The prosecuting attorney, certain that Samuel J. Coggswell was behind the conspiracy against Owen Sheridan, which had landed Jake in the toils, and anxious to get the bigger fish in his net, if possible, offered to deal leniently with Hines if he would make a confession involving the boss. But Jake stubbornly refused.
“No,” he said, “I ain’t convicted yet, and while Boss[Pg 45] Coggswell’s my friend I won’t give up hope of beatin’ this case. But if the worst comes to worst, and I have to go up—well, I’ll be the goat. You won’t get a squeal out of me!”
Coggswell made every effort to keep his subordinate from going to jail; that is to say, every effort which it was possible to make in secret. He got a bondsman for Jake, even though the latter’s bail was set at a very high figure, and arranged for the young man to skip his bail and escape beyond the jurisdiction of the courts before the case came up for trial.
But this plan was defeated by the vigilance of the prosecuting attorney, who, anticipating such a move, had Hines watched so closely by detectives that it was impossible for him to get away.
Failing in this attempt, Coggswell retained the very best lawyers obtainable to defend his faithful follower; and when this array of legal talent met with defeat, and Hines was found guilty by a jury, the politician exerted all his powerful influence to save the convicted man from a jail sentence. But this attempt also failed, and Jake Hines had to go to prison.
CHAPTER XXIV.
A SAD FAREWELL.
The young politician took his medicine with a stoicism worthy of a better cause. There was actually a broad grin on his beefy face as he heard the judge utter the words which condemned him to several years behind prison bars. But it was not wholly stoicism. His attitude was partly due to the fact that even at that desperate stage of the game he had not quite lost faith in the power of his master and mentor to aid him.
“I won’t be in the jug long,” he declared confidently to the deputy sheriff who led him, shackled, out of the courtroom. “Boss Coggswell will get me out. His pull will win me a pardon, all right. So long as he’s my friend I’m not worryin’. And not only will he get me free,” he added, a glint coming into his beady eyes, “but you can bet he’ll make it hot for everybody that’s had a hand in sending me up. That judge’ll get his for handing me such a stiff sentence; the district attorney will be made to regret that he wouldn’t let up when the boss gave him the hint; and as for that big stiff of a Sheridan—well, I’m willing to bet a thousand to a hundred that he won’t be holding that inspector’s job very long. They’ll all be made to feel that it ain’t healthy to defy a man like Samuel J. Coggswell.”
Just as the train which was to carry him off to prison was about to pull out of the station, Jake received a visit from the man in whom he had such faith. Coggswell rarely yielded to sentiment when it was against his interest to do so, but in this instance, although he realized that he could ill afford to be seen shaking hands with the convicted man, he decided that the latter’s loyalty in refusing to “squeal” was deserving of this tribute; so he was there to say farewell to his faithful henchman.

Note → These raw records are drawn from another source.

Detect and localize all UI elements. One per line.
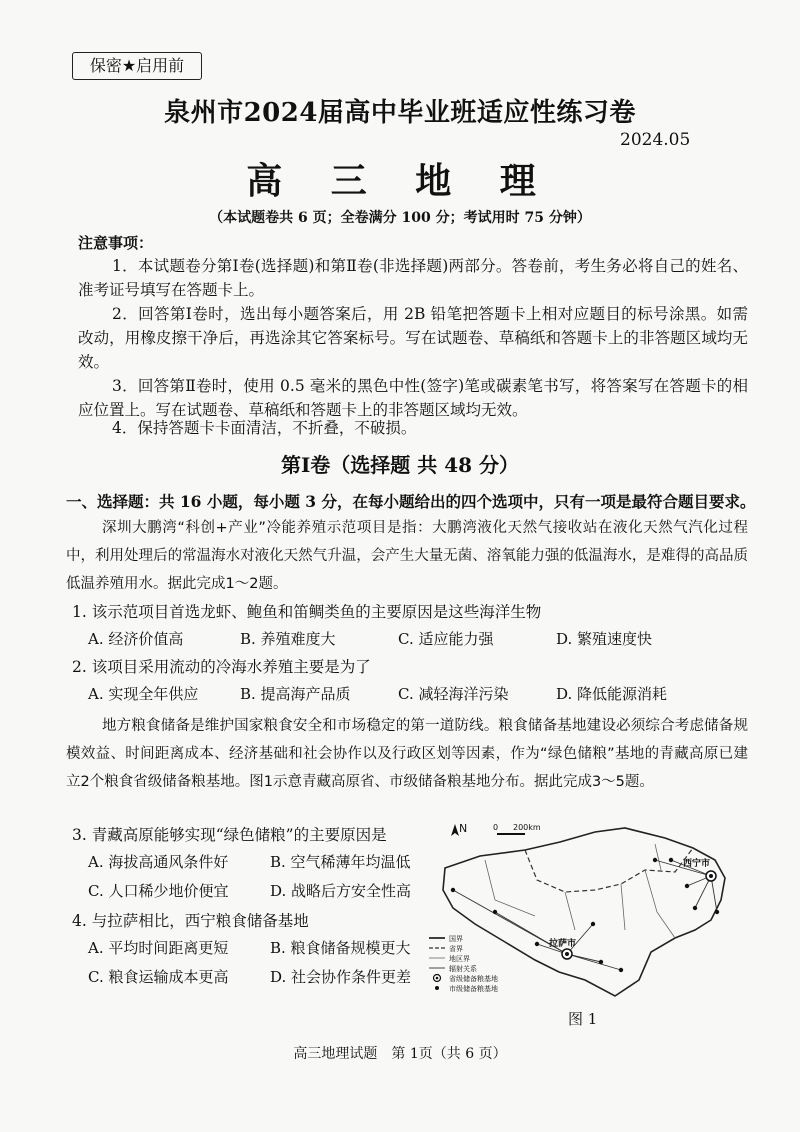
provincial-bases (562, 871, 716, 959)
legend-item: 省界 (449, 945, 463, 953)
question-1-stem: 1. 该示范项目首选龙虾、鲍鱼和笛鲷类鱼的主要原因是这些海洋生物 (72, 603, 542, 621)
notice-item: 2．回答第Ⅰ卷时，选出每小题答案后，用 2B 铅笔把答题卡上相对应题目的标号涂黑。如需改动，用橡皮擦干净后，再选涂其它答案标号。写在试题卷、草稿纸和答题卡上的非答题区域均无效。 (78, 305, 748, 371)
question-1-option-a: A. 经济价值高 (88, 630, 184, 648)
question-4-option-a: A. 平均时间距离更短 (88, 939, 229, 957)
material-passage-1: 深圳大鹏湾“科创+产业”冷能养殖示范项目是指：大鹏湾液化天然气接收站在液化天然气汽化过程中，利用处理后的常温海水对液化天然气升温，会产生大量无菌、溶氧能力强的低温海水，是难得的高品质低温养殖用水。据此完成1～2题。 (66, 520, 748, 592)
scale-zero: 0 (493, 823, 499, 832)
legend-item: 省级储备粮基地 (449, 975, 498, 983)
lhasa-label: 拉萨市 (549, 939, 577, 949)
question-4-option-d: D. 社会协作条件更差 (270, 968, 412, 986)
legend-item: 地区界 (449, 955, 470, 963)
question-4-option-c: C. 粮食运输成本更高 (88, 968, 229, 986)
question-2-option-c: C. 减轻海洋污染 (398, 685, 509, 703)
notice-item: 3．回答第Ⅱ卷时，使用 0.5 毫米的黑色中性(签字)笔或碳素笔书写，将答案写在答题卡的相应位置上。写在试题卷、草稿纸和答题卡上的非答题区域均无效。 (78, 377, 748, 419)
qinghai-tibet-map (425, 820, 745, 1010)
page-footer: 高三地理试题 第 1页（共 6 页） (293, 1046, 507, 1062)
xining-label: 西宁市 (683, 859, 711, 869)
confidential-stamp: 保密★启用前 (72, 52, 202, 80)
question-2-option-d: D. 降低能源消耗 (556, 685, 668, 703)
province-border (525, 848, 693, 892)
question-1-option-b: B. 养殖难度大 (240, 630, 336, 648)
north-label: N (459, 822, 468, 835)
map-figure (425, 820, 745, 1010)
plateau-outline (443, 828, 725, 996)
legend-item: 辐射关系 (449, 965, 477, 973)
scale-label: 200km (513, 823, 541, 832)
notice-title: 注意事项： (78, 234, 154, 252)
question-2-option-a: A. 实现全年供应 (88, 685, 199, 703)
exam-date: 2024.05 (620, 130, 691, 150)
radiation-lines (453, 860, 717, 970)
question-3-option-c: C. 人口稀少地价便宜 (88, 882, 229, 900)
material-passage-2: 地方粮食储备是维护国家粮食安全和市场稳定的第一道防线。粮食储备基地建设必须综合考虑储备规模效益、时间距离成本、经济基础和社会协作以及行政区划等因素，作为“绿色储粮”基地的青藏高原已建立2个粮食省级储备粮基地。图1示意青藏高原省、市级储备粮基地分布。据此完成3～5题。 (66, 718, 748, 790)
question-2-option-b: B. 提高海产品质 (240, 685, 351, 703)
north-arrow-icon (451, 824, 459, 836)
question-3-option-a: A. 海拔高通风条件好 (88, 853, 229, 871)
question-2-stem: 2. 该项目采用流动的冷海水养殖主要是为了 (72, 658, 371, 676)
question-4-option-b: B. 粮食储备规模更大 (270, 939, 411, 957)
exam-title: 泉州市2024届高中毕业班适应性练习卷 (164, 98, 636, 128)
notice-item: 1．本试题卷分第Ⅰ卷(选择题)和第Ⅱ卷(非选择题)两部分。答卷前，考生务必将自己的姓名、准考证号填写在答题卡上。 (78, 257, 748, 299)
question-1-option-c: C. 适应能力强 (398, 630, 494, 648)
exam-info: （本试题卷共 6 页；全卷满分 100 分；考试用时 75 分钟） (209, 210, 591, 226)
notice-item: 4．保持答题卡卡面清洁，不折叠，不破损。 (112, 419, 417, 437)
section-title: 第Ⅰ卷（选择题 共 48 分） (280, 453, 520, 477)
question-4-stem: 4. 与拉萨相比，西宁粮食储备基地 (72, 912, 309, 930)
figure-caption: 图 1 (568, 1010, 598, 1028)
question-3-stem: 3. 青藏高原能够实现“绿色储粮”的主要原因是 (72, 826, 387, 844)
city-bases (451, 858, 719, 972)
section-instruction: 一、选择题：共 16 小题，每小题 3 分，在每小题给出的四个选项中，只有一项是最符合题目要求。 (66, 492, 756, 511)
question-1-option-d: D. 繁殖速度快 (556, 630, 653, 648)
legend-item: 市级储备粮基地 (449, 985, 498, 993)
map-legend (429, 934, 498, 993)
question-3-option-b: B. 空气稀薄年均温低 (270, 853, 411, 871)
legend-item: 国界 (449, 935, 463, 943)
question-3-option-d: D. 战略后方安全性高 (270, 882, 412, 900)
subject-title: 高 三 地 理 (246, 160, 554, 202)
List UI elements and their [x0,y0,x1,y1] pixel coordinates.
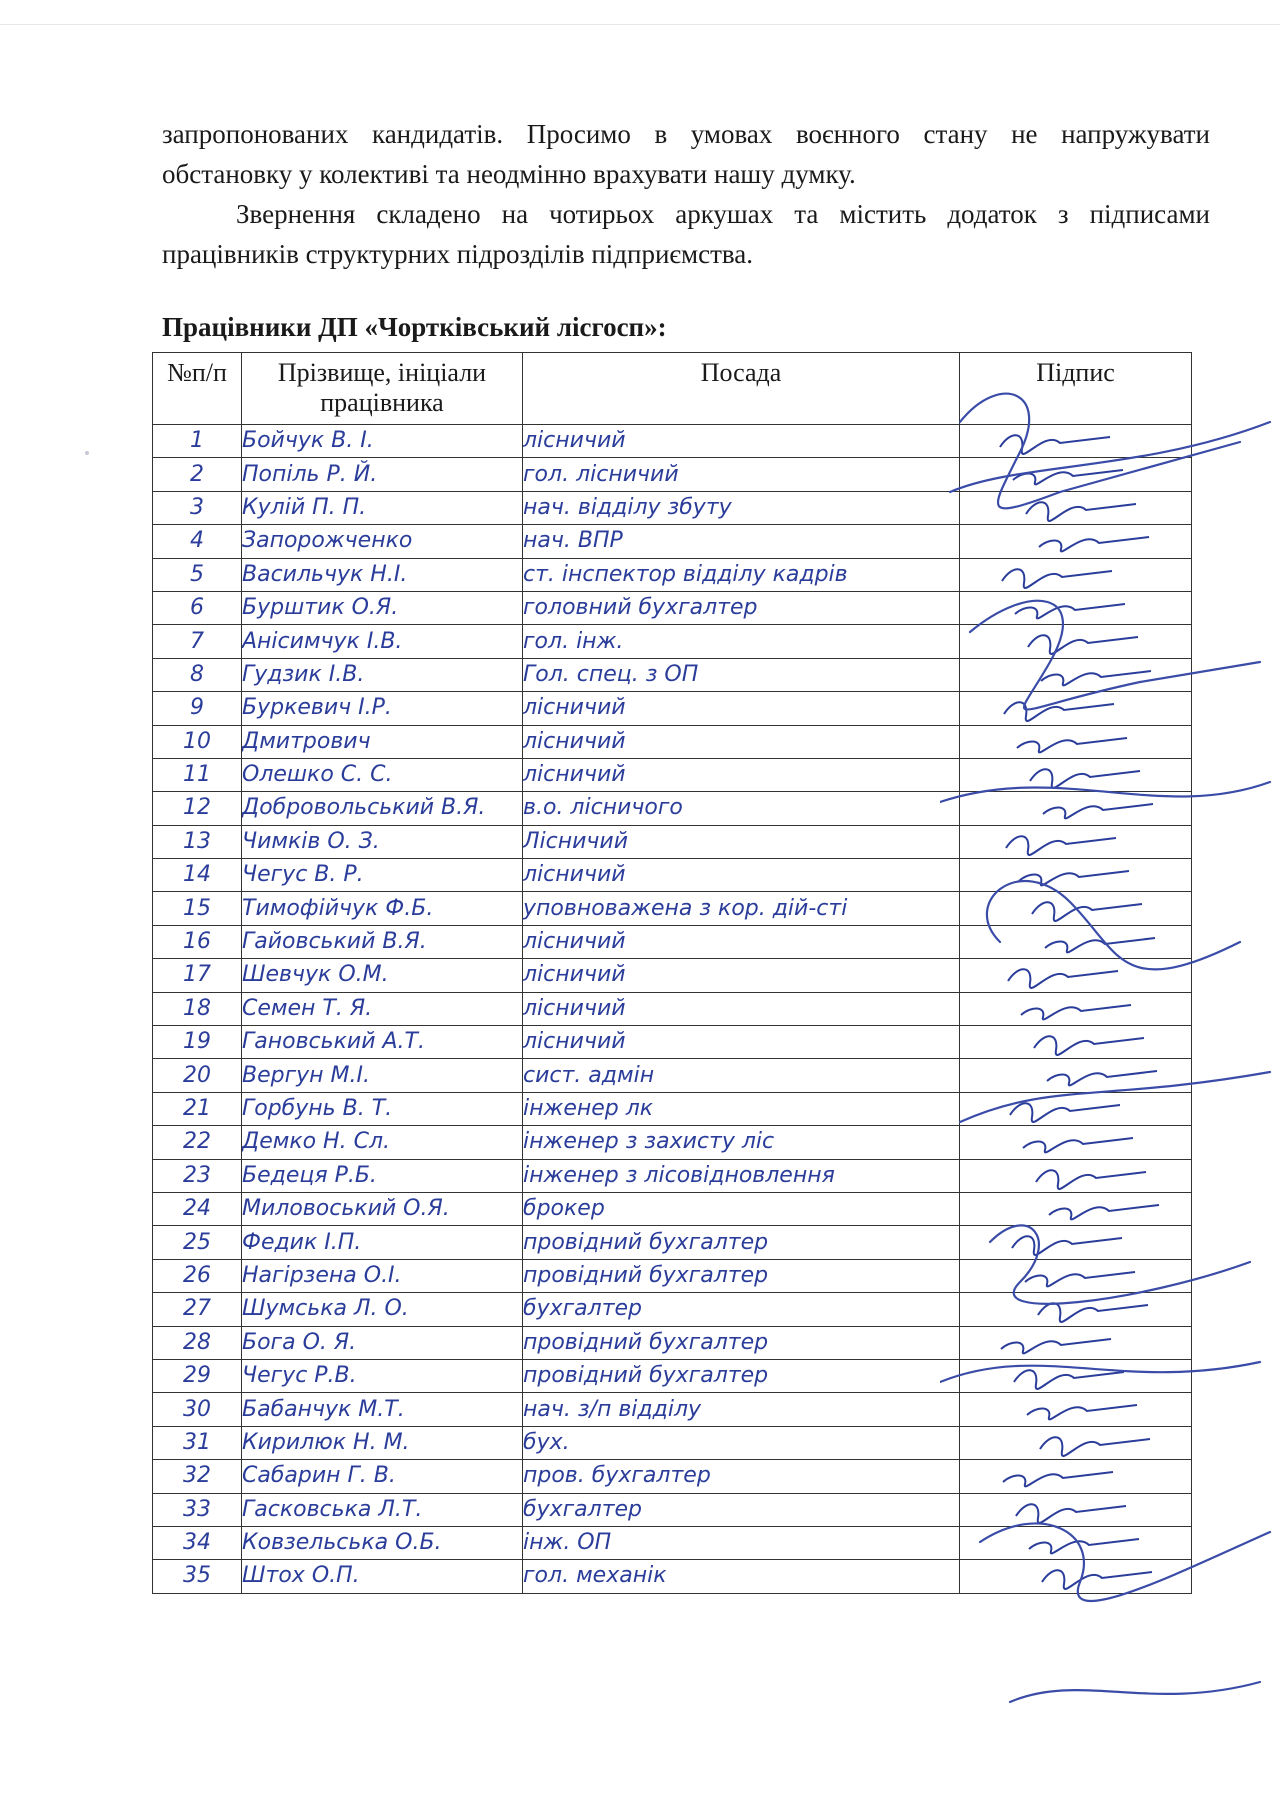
table-row [153,1393,1192,1426]
table-row [153,1493,1192,1526]
header-number: №п/п [153,353,242,425]
row-name: Шумська Л. О. [242,1293,523,1326]
row-position: інж. ОП [523,1526,960,1559]
row-name: Бедеця Р.Б. [242,1159,523,1192]
row-name: Дмитрович [242,725,523,758]
row-position: лісничий [523,758,960,791]
signature-table [152,352,1192,1594]
row-signature [960,692,1192,725]
table-row [153,792,1192,825]
table-row [153,1126,1192,1159]
row-signature [960,558,1192,591]
table-row [153,1092,1192,1125]
row-position: нач. відділу збуту [523,491,960,524]
handwritten-signature [960,859,1190,891]
row-number: 34 [153,1526,242,1559]
row-number: 17 [153,959,242,992]
row-name: Федик І.П. [242,1226,523,1259]
row-position: інженер з лісовідновлення [523,1159,960,1192]
row-number: 31 [153,1426,242,1459]
row-name: Демко Н. Сл. [242,1126,523,1159]
row-name: Сабарин Г. В. [242,1460,523,1493]
row-number: 25 [153,1226,242,1259]
row-number: 11 [153,758,242,791]
row-name: Штох О.П. [242,1560,523,1593]
row-signature [960,1059,1192,1092]
table-row [153,425,1192,458]
row-signature [960,425,1192,458]
row-number: 21 [153,1092,242,1125]
row-position: лісничий [523,692,960,725]
row-name: Вергун М.І. [242,1059,523,1092]
row-name: Буркевич І.Р. [242,692,523,725]
handwritten-signature [960,892,1190,924]
row-position: інженер з захисту ліс [523,1126,960,1159]
row-number: 4 [153,525,242,558]
row-signature [960,959,1192,992]
row-signature [960,625,1192,658]
table-row [153,892,1192,925]
row-signature [960,1126,1192,1159]
row-signature [960,859,1192,892]
row-position: лісничий [523,725,960,758]
row-position: бух. [523,1426,960,1459]
table-row [153,1526,1192,1559]
row-signature [960,1293,1192,1326]
handwritten-signature [960,1026,1190,1058]
row-signature [960,458,1192,491]
row-name: Бога О. Я. [242,1326,523,1359]
row-position: нач. з/п відділу [523,1393,960,1426]
row-position: лісничий [523,925,960,958]
table-row [153,591,1192,624]
row-position: лісничий [523,425,960,458]
row-signature [960,1159,1192,1192]
row-name: Васильчук Н.І. [242,558,523,591]
row-position: гол. інж. [523,625,960,658]
row-signature [960,1493,1192,1526]
row-signature [960,525,1192,558]
row-number: 15 [153,892,242,925]
header-name: Прізвище, ініціали працівника [242,353,523,425]
row-name: Нагірзена О.І. [242,1259,523,1292]
row-name: Миловоський О.Я. [242,1192,523,1225]
table-row [153,1259,1192,1292]
handwritten-signature [960,1393,1190,1425]
row-name: Горбунь В. Т. [242,1092,523,1125]
table-row [153,1359,1192,1392]
row-position: лісничий [523,959,960,992]
row-signature [960,1393,1192,1426]
row-signature [960,1092,1192,1125]
row-position: провідний бухгалтер [523,1326,960,1359]
row-number: 14 [153,859,242,892]
table-row [153,859,1192,892]
handwritten-signature [960,926,1190,958]
handwritten-signature [960,625,1190,657]
row-number: 8 [153,658,242,691]
row-name: Чегус В. Р. [242,859,523,892]
row-position: провідний бухгалтер [523,1359,960,1392]
row-position: інженер лк [523,1092,960,1125]
row-signature [960,992,1192,1025]
row-signature [960,658,1192,691]
row-position: в.о. лісничого [523,792,960,825]
handwritten-signature [960,1093,1190,1125]
row-signature [960,892,1192,925]
table-row [153,725,1192,758]
row-name: Добровольський В.Я. [242,792,523,825]
handwritten-signature [960,959,1190,991]
row-position: пров. бухгалтер [523,1460,960,1493]
margin-dot [85,451,89,455]
row-position: брокер [523,1192,960,1225]
paragraph-intro: запропонованих кандидатів. Просимо в умовах воєнного стану не напружувати обстановку у колективі та неодмінно врахувати нашу думку. [162,119,1210,189]
handwritten-signature [960,1059,1190,1091]
row-number: 24 [153,1192,242,1225]
handwritten-signature [960,458,1190,490]
table-row [153,992,1192,1025]
page-top-edge [0,24,1280,25]
row-number: 28 [153,1326,242,1359]
handwritten-signature [960,1494,1190,1526]
row-signature [960,825,1192,858]
handwritten-signature [960,826,1190,858]
handwritten-signature [960,692,1190,724]
table-row [153,558,1192,591]
row-signature [960,1426,1192,1459]
table-row [153,658,1192,691]
row-name: Гасковська Л.Т. [242,1493,523,1526]
handwritten-signature [960,492,1190,524]
row-signature [960,1526,1192,1559]
row-position: провідний бухгалтер [523,1259,960,1292]
row-signature [960,1192,1192,1225]
row-signature [960,1259,1192,1292]
row-number: 3 [153,491,242,524]
row-position: провідний бухгалтер [523,1226,960,1259]
row-position: ст. інспектор відділу кадрів [523,558,960,591]
header-signature: Підпис [960,353,1192,425]
row-name: Ковзельська О.Б. [242,1526,523,1559]
row-number: 18 [153,992,242,1025]
table-body [153,425,1192,1594]
row-name: Семен Т. Я. [242,992,523,1025]
handwritten-signature [960,425,1190,457]
row-position: головний бухгалтер [523,591,960,624]
row-number: 23 [153,1159,242,1192]
row-name: Шевчук О.М. [242,959,523,992]
handwritten-signature [960,993,1190,1025]
row-number: 2 [153,458,242,491]
row-number: 29 [153,1359,242,1392]
handwritten-signature [960,1160,1190,1192]
row-position: гол. механік [523,1560,960,1593]
handwritten-signature [960,1327,1190,1359]
row-position: гол. лісничий [523,458,960,491]
row-number: 27 [153,1293,242,1326]
row-signature [960,1359,1192,1392]
row-name: Кулій П. П. [242,491,523,524]
row-signature [960,591,1192,624]
row-name: Бурштик О.Я. [242,591,523,624]
table-row [153,1059,1192,1092]
handwritten-signature [960,1226,1190,1258]
table-row [153,1560,1192,1593]
handwritten-signature [960,1527,1190,1559]
row-number: 30 [153,1393,242,1426]
handwritten-signature [960,525,1190,557]
table-header-row [153,353,1192,425]
handwritten-signature [960,1126,1190,1158]
row-name: Бабанчук М.Т. [242,1393,523,1426]
handwritten-signature [960,792,1190,824]
row-signature [960,792,1192,825]
row-number: 20 [153,1059,242,1092]
row-number: 35 [153,1560,242,1593]
table-row [153,1226,1192,1259]
row-signature [960,491,1192,524]
row-name: Тимофійчук Ф.Б. [242,892,523,925]
table-row [153,1426,1192,1459]
table-row [153,1293,1192,1326]
handwritten-signature [960,1460,1190,1492]
row-position: уповноважена з кор. дій-сті [523,892,960,925]
row-signature [960,758,1192,791]
handwritten-signature [960,1560,1190,1592]
row-position: лісничий [523,1026,960,1059]
section-heading: Працівники ДП «Чортківський лісгосп»: [162,312,667,342]
table-row [153,625,1192,658]
row-signature [960,725,1192,758]
row-name: Бойчук В. І. [242,425,523,458]
table-row [153,758,1192,791]
row-signature [960,1326,1192,1359]
row-name: Кирилюк Н. М. [242,1426,523,1459]
row-number: 10 [153,725,242,758]
table-row [153,1026,1192,1059]
header-position: Посада [523,353,960,425]
row-number: 13 [153,825,242,858]
row-name: Олешко С. С. [242,758,523,791]
row-position: лісничий [523,992,960,1025]
row-position: сист. адмін [523,1059,960,1092]
row-signature [960,1026,1192,1059]
row-signature [960,925,1192,958]
handwritten-signature [960,559,1190,591]
row-position: бухгалтер [523,1493,960,1526]
row-name: Чегус Р.В. [242,1359,523,1392]
row-name: Запорожченко [242,525,523,558]
handwritten-signature [960,726,1190,758]
table-row [153,825,1192,858]
handwritten-signature [960,592,1190,624]
row-position: бухгалтер [523,1293,960,1326]
row-signature [960,1460,1192,1493]
row-number: 9 [153,692,242,725]
row-number: 12 [153,792,242,825]
handwritten-signature [960,1193,1190,1225]
table-row [153,1192,1192,1225]
row-number: 1 [153,425,242,458]
table-row [153,525,1192,558]
handwritten-signature [960,1293,1190,1325]
row-position: нач. ВПР [523,525,960,558]
row-number: 5 [153,558,242,591]
row-name: Гудзик І.В. [242,658,523,691]
row-number: 7 [153,625,242,658]
handwritten-signature [960,1360,1190,1392]
row-position: Гол. спец. з ОП [523,658,960,691]
row-number: 6 [153,591,242,624]
table-row [153,692,1192,725]
row-number: 19 [153,1026,242,1059]
table-row [153,959,1192,992]
row-position: Лісничий [523,825,960,858]
row-position: лісничий [523,859,960,892]
handwritten-signature [960,1260,1190,1292]
row-number: 26 [153,1259,242,1292]
row-signature [960,1226,1192,1259]
row-number: 22 [153,1126,242,1159]
row-number: 32 [153,1460,242,1493]
table-row [153,491,1192,524]
table-row [153,925,1192,958]
table-row [153,1460,1192,1493]
row-name: Гайовський В.Я. [242,925,523,958]
table-row [153,1326,1192,1359]
row-name: Анісимчук І.В. [242,625,523,658]
table-row [153,1159,1192,1192]
row-signature [960,1560,1192,1593]
paragraph-appeal-note: Звернення складено на чотирьох аркушах та містить додаток з підписами працівників структурних підрозділів підприємства. [162,199,1210,269]
row-name: Гановський А.Т. [242,1026,523,1059]
row-number: 16 [153,925,242,958]
handwritten-signature [960,659,1190,691]
handwritten-signature [960,1427,1190,1459]
handwritten-signature [960,759,1190,791]
row-name: Чимків О. З. [242,825,523,858]
row-name: Попіль Р. Й. [242,458,523,491]
row-number: 33 [153,1493,242,1526]
table-row [153,458,1192,491]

“I need scarcely say,” he explained unctuously to the group of newspaper men who were on the platform to see Hines depart, “that there is no man who condemns and deplores more than I the atrocious crime for which that wretched young man is about to pay the penalty. Still, I cannot quite forget the time when poor, misguided Jake Hines was an honest man, who enjoyed my esteem[Pg 46] and friendship. It is in memory of those days, gentlemen, that I am here now to give him a parting handclasp. Who knows,” he added, raising his eyes piously toward the ceiling of the train shed, “but what the lingering recollection of that last touch of an old friend’s hand may soften his heart and cause his feet to seek once more the straight and narrow path after he emerges from his gloomy prison cell?”